O ministro Alexandre de Moraes, do Supremo Tribunal Federal (STF),
autorizou que o ex-presidente Jair Bolsonaro (PL) passe a cumprir pena
em prisão domiciliar por 90 dias para a recuperação de uma
broncopneumonia.
Após esse período, serão reanalisados os
requisitos para que Bolsonaro permaneça ou não em prisão domiciliar
humanitária. Jair Bolsonar foi condenado a 27 anos e 3 meses de prisão
por tentativa de golpe de Estado. Até ser internado, cumpriu 119 dias de
prisão, menos de 1% da pena.
"O ambiente domiciliar é o mais
indicado para preservação de sua saúde, uma vez que, conforme literatura
médica, devido às condições mais frágeis do sistema imunológico de
idosos, o processo de recuperação total de pneumonia nos dois pulmões,
com retorno da força, fôlego e disposição, pode durar entre 45 (quarenta
e cinco) e 90 (noventa) dias", diz a decisão de Moraes.
Além disso, Bolsonaro precisará utilizar tornozeleira eletrônica e
estará proibido de utilizar smartphones, celulares, telefones ou outros
meios de comunicação, mesmo que por meio de terceiros. O ex-presidente
também não poderá utilizar redes sociais e gravar vídeos ou áudios.
Moraes
atendeu a um pedido da defesa de Bolsonaro.
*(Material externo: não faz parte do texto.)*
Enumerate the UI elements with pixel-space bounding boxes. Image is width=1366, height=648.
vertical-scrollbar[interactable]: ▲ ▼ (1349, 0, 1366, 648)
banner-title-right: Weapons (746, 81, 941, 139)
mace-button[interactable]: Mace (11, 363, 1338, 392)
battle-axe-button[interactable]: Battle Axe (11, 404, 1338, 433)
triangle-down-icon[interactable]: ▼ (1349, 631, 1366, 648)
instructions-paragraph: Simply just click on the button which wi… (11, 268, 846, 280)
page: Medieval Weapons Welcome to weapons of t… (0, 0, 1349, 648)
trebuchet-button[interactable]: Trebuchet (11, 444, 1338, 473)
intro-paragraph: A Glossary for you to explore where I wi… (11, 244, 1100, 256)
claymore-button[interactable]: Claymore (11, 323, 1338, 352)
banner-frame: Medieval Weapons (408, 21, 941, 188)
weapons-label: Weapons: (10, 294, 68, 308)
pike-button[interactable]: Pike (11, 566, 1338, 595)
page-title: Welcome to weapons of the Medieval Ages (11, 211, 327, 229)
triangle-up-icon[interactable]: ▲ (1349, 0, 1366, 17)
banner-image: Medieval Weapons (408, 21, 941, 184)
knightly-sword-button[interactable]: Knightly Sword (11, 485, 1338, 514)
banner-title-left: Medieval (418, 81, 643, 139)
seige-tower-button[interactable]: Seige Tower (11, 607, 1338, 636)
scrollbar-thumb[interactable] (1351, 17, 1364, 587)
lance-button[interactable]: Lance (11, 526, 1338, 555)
A Procuradoria-Geral da
República (PGR) se posicionou a favor da flexibilização de regime em
razão do quadro de saúde do ex-presidente
Moraes entendeu que o
local onde Bolsonaro cumpre pena, conhecido como Papudinha, em Brasília,
tem plenas condições de garantir a "saúde e dignidade" do
ex-presidente. Na avaliação do ministro, Bolsonaro poderia ter acelarado
o socorro ao acionar um "botão do pânico" a que tinha acesso.
O
ministro levou em consideração a alegação dos advogados de que “a
gravidade e a rápida evolução do quadro clínico [de Bolsonaro] foram
igualmente evidenciadas pelo exame de imagem realizado no contexto da
internação".
"Demonstra que a concessão de prisão domiciliar
humanitária temporária é a indicação mais razoável para a plena
recuperação do custodiado e posterior realização de perícia médica para
prorrogação do prazo se necessário", afirmou o ministro.
Bolsonaro estava detido na Papudinha, em Brasília. Em 13 de março, deixou a unidade prisional após apresentar um quadro de broncopneumonia e precisar ser internado.